His mission now, as vaccinations slowly become more accessible, is addressing the issue of fear within communities of color about receiving that shot in the arm. As both a member of -- and practitioner to -- this city’s minority community, Jon Santiago understands the reticence all too well.
“If anyone studies medicine, people will quickly read about and understand that even within medicine there exists systemic racism,” Santiago said. “From the Tuskegee experiment to the sterilizing of Puerto Rican women, Black and brown communities and others don’t always feel safe and secure when they come to hospitals.”
Allaying those concerns, he said, will require a serious effort by both state and community leaders, particularly those within medicine, to explain both the risks and benefits involved in taking the vaccine, and to make clear to these communities, in a culturally competent and sensitive way, that rigorous science has proven this safeguard against the coronavirus is both safe and effective.

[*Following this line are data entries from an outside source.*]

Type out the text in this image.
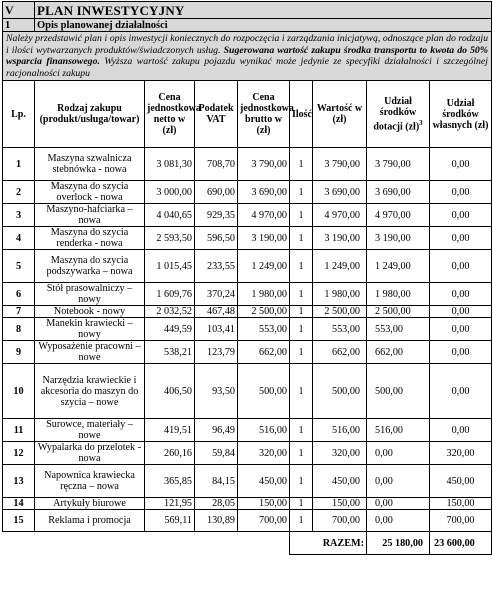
V	PLAN INWESTYCYJNY								
1	Opis planowanej działalności								
Należy przedstawić plan i opis inwestycji koniecznych do rozpoczęcia i zarządzania inicjatywą, odnoszące plan do rodzaju i ilości wytwarzanych produktów/świadczonych usług. Sugerowana wartość zakupu środka transportu to kwota do 50% wsparcia finansowego. Wyższa wartość zakupu pojazdu wynikać może jedynie ze specyfiki działalności i szczególnej racjonalności zakupu									
Lp.	Rodzaj zakupu (produkt/usługa/towar)	Cena jednostkowa netto w (zł)	Podatek VAT	Cena jednostkowa brutto w (zł)	Ilość	Wartość w (zł)	Udział środków dotacji (zł)$^3$	Udział środków własnych (zł)	
1	Maszyna szwalnicza stebnówka - nowa	3 081,30	708,70	3 790,00	1	3 790,00	3 790,00	0,00	
2	Maszyna do szycia overlock - nowa	3 000,00	690,00	3 690,00	1	3 690,00	3 690,00	0,00	
3	Maszyno-hafciarka – nowa	4 040,65	929,35	4 970,00	1	4 970,00	4 970,00	0,00	
4	Maszyna do szycia renderka - nowa	2 593,50	596,50	3 190,00	1	3 190,00	3 190,00	0,00	
5	Maszyna do szycia podszywarka – nowa	1 015,45	233,55	1 249,00	1	1 249,00	1 249,00	0,00	
6	Stół prasowalniczy – nowy	1 609,76	370,24	1 980,00	1	1 980,00	1 980,00	0,00	
7	Notebook - nowy	2 032,52	467,48	2 500,00	1	2 500,00	2 500,00	0,00	
8	Manekin krawiecki – nowy	449,59	103,41	553,00	1	553,00	553,00	0,00	
9	Wyposażenie pracowni – nowe	538,21	123,79	662,00	1	662,00	662,00	0,00	
10	Narzędzia krawieckie i akcesoria do maszyn do szycia – nowe	406,50	93,50	500,00	1	500,00	500,00	0,00	
11	Surowce, materiały – nowe	419,51	96,49	516,00	1	516,00	516,00	0,00	
12	Wypalarka do przelotek - nowa	260,16	59,84	320,00	1	320,00	0,00	320,00	
13	Napownica krawiecka ręczna – nowa	365,85	84,15	450,00	1	450,00	0,00	450,00	
14	Artykuły biurowe	121,95	28,05	150,00	1	150,00	0,00	150,00	
15	Reklama i promocja	569,11	130,89	700,00	1	700,00	0,00	700,00	
					RAZEM:		25 180,00	23 600,00	
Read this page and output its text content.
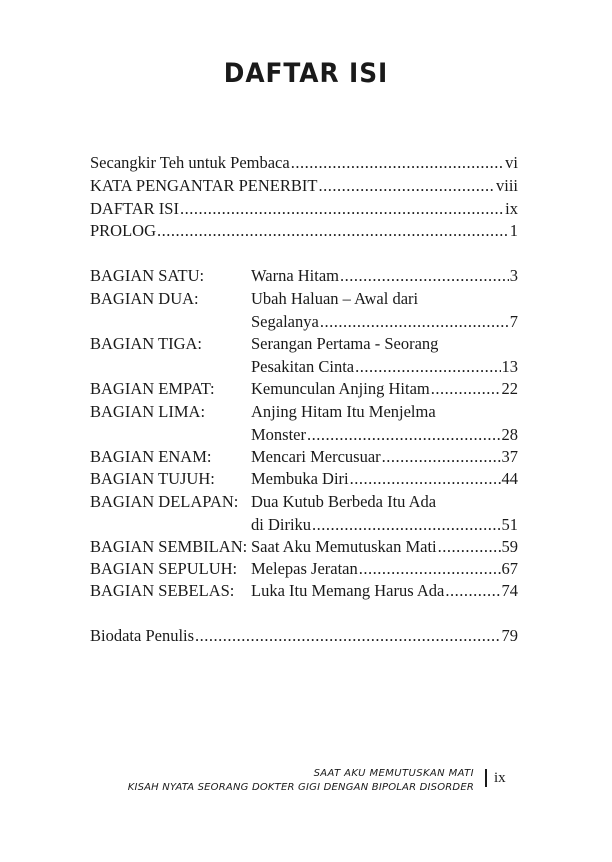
DAFTAR ISI
Secangkir Teh untuk Pembaca .....	vi
KATA PENGANTAR PENERBIT .....	viii
DAFTAR ISI .....	ix
PROLOG .....	1
BAGIAN SATU:	Warna Hitam .....	3
BAGIAN DUA:	Ubah Haluan – Awal dari
Segalanya .....	7
BAGIAN TIGA:	Serangan Pertama - Seorang
Pesakitan Cinta .....	13
BAGIAN EMPAT: Kemunculan Anjing Hitam .....	22
BAGIAN LIMA:	Anjing Hitam Itu Menjelma
Monster .....	28
BAGIAN ENAM: Mencari Mercusuar .....	37
BAGIAN TUJUH: Membuka Diri .....	44
BAGIAN DELAPAN: Dua Kutub Berbeda Itu Ada
di Diriku .....	51
BAGIAN SEMBILAN: Saat Aku Memutuskan Mati .....	59
BAGIAN SEPULUH: Melepas Jeratan .....	67
BAGIAN SEBELAS: Luka Itu Memang Harus Ada .....	74
Biodata Penulis .....	79
SAAT AKU MEMUTUSKAN MATI
KISAH NYATA SEORANG DOKTER GIGI DENGAN BIPOLAR DISORDER
ix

“I have friends here in Boston who are going out and doing that very work, important work,” Santiago said. “Let’s remember that these communities, not only are they more interested in getting the vaccination, they’re more impacted by the virus. They are three times more likely to be infected, twice as likely to pass away.
It’s incumbent upon us as leaders, particularly myself -- not just as an elected official – but as a physician and as a person of color, to really be an example and to educate and inform and to work with whoever wants to join in that effort to vaccinate those communities that are most at risk.
Hear more from other frontline providers who share their gratitude and hope as they receive the new shots
The stakes are high
“At this time, it’s difficult to know someone who hasn’t been affected by the coronavirus,” Santiago said. “If they haven’t been individually affected by the virus per se, then maybe they’ve lost a job or a business. Millions have lost jobs, millions more have been infected and people have died."
As the country hits a record 4,000 daily COVID deaths and the vaccine rollout is slower than expected, it's crucial to continue to wear a mask and adhere to physical distancing and other public health measures.
“Until we reach community immunity, and we estimate that to mean having 75% to 85% of the community vaccinated, we’re still far away from what we can think of as normal," he said.
Amid the battle, now more than ever, Dr. Santiago is grateful for the things that matter most. “With so much suffering in the world today, I’m just happy to have good health, a roof over my head and two jobs that I love.”